Although 292 million passengers travelled through UK airports in 2018, traffic growth more than halved on the previous year to 2.7 per cent.
Figures released by the Civil Aviation Authority (CAA) reveal passenger growth dropped dramatically from 6 per cent in 2017 and 6.7 per cent in 2016.
The fall in growth is down to fewer people travelling between the UK and the EU, according to the Airport Operators Association (AOA), dropping to 1.3 per cent compared to 7.6 per cent in 2017.
Domestic passenger growth also slowed to 1 per cent versus the 1.7 per cent seen in 2017.
However, long-haul routes are performing well, with passenger numbers on non-EU routes growing 6.7 per cent year-on-year compared to 5.1 per cent in 2017.
The figures come on top of a report by European airports association ACI Europe, which showed the UK was one of three countries in Europe (in addition to Moldova and Serbia) where direct connectivity declined year-on-year in 2018, dropping 0.8 per cent.
AOA CEO Karen Dee says the CAA’s figures are ‘troubling’ and that the government needs to create an ‘ambitious’ aviation strategy.
Dee commented: “Aviation growth benefits not just people looking to travel, but supports high-quality jobs in the aviation and tourism industries right across the UK. Furthermore, aviation connectivity enables businesses to travel and export. This growth and the benefits it brings to the UK economy cannot be taken for granted.

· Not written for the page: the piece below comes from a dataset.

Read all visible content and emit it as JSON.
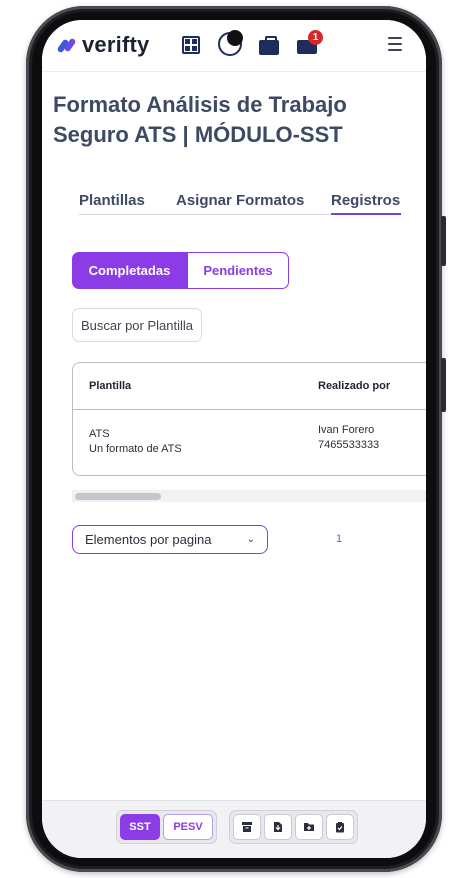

“Ensuring the UK has the right connectivity is crucial for the government’s Global Britain ambitions. Airports expect to hear an ambitious message of support for sustainable aviation growth in the government’s planned Aviation Strategy, including on making best use of existing capacity and investing in airports’ surface access.
“Action should also include a reduction in Air Passenger Duty [APD], which acts as a brake on connectivity growth. APD is the world’s highest departure tax – double the rate of the next-highest such tax in the EU, Germany. Airspace modernisation will also be needed to boost growth by preventing rising delays, reducing noise and emissions, as well as freeing up airspace capacity for travel to new destinations.”
The AOA’s concerns add to a 2018 report by Frontier Economics that showed the UK could be missing out on as many as 66 new routes because the rate of APD makes them financially unviable.
Airlines expressed outrage at chancellor Philip Hammond’s autumn 2018 Budget announcement, which included an increase in long-haul APD charges for 2020/21.
MPs from across the political spectrum recently joined forces to create an All Party Parliamentary Group on Air Passenger Duty Reform to encourage the government to reduce the UK’s departure tax.